The Minister For Racing in New Zealand, Winston Peters, extended the terms for the directors of the Racing Industry Transition Agency (RITA), which according to the filed in December 2019 Racing Industry Bill was due to dissolve from July 1 as the latter is supposed to come into effect. The act by the Minister is a clear sign of recognition for the racing industry and its role in the economy of the country.
“The racing industry is seriously underestimated for its important contribution to our regions and our economy, and getting the reforms right is pivotal to the economic recovery of all of New Zealand.”Winston Peters, Minister For Racing, New Zealand
Due to the concerns regarding the ongoing health crisis and the implementation of the virus spread containment measures, legislative action regarding the second part of the Racing Reform Act, a two-step legislative process that began July 1, 2019, stalled. This set the requirement for the agency that was forced mid-May to change New Zealand’s racing calendar, to remain in force for a period longer than the initially anticipated one.

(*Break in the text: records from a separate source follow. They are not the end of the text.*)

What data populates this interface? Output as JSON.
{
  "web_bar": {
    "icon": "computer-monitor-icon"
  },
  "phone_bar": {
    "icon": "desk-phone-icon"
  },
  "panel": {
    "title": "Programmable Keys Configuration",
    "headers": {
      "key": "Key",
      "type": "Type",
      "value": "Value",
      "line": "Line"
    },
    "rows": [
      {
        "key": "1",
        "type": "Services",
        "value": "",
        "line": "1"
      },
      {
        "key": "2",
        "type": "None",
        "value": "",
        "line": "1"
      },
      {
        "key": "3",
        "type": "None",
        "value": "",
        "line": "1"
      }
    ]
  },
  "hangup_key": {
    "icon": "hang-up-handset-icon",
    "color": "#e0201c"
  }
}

Industry Knowledge and Experience
Under the new terms, RITA’s directors, Dean McKenzie, Bill Birnie, Liz Dawson, Kristy McDonald, Anna Stove and Sir Peter Vela, all of who have extensive industry knowledge and experience will be able to continue to further develop and strengthen governance in the sector throughout June 2021, or until the Racing Industry Bill is enacted, whichever comes first.
“It is crucial that the directors continue to offer their extensive expertise and experience during this extended transition period to help make the racing industry both more prosperous and sustainable.”Winston Peters, Minister For Racing, New Zealand
The Racing Industry Bill stipulates that the sole racing and sports betting provider is TAB NZ, with a Racing Integrity Board introduced to oversee that competitions remain free from corruption.
During the second stage of the two-step process, a point of consumption tax for offshore operators was implemented, as well as an overhaul of the race fee structure, to ensure horse and greyhound racing in New Zealand remained sustainable and profitable in the long run. As part of that process, RITA was created, to replace the previous governing body, the New Zealand Racing Board.
Despite the resumption of harness and greyhound races in May, with thoroughbred scheduled to resume July 3, sports betting in the sector plummeted, with monthly revenue in May down almost 50% from the original forecast, and the number of customers falling with 35%.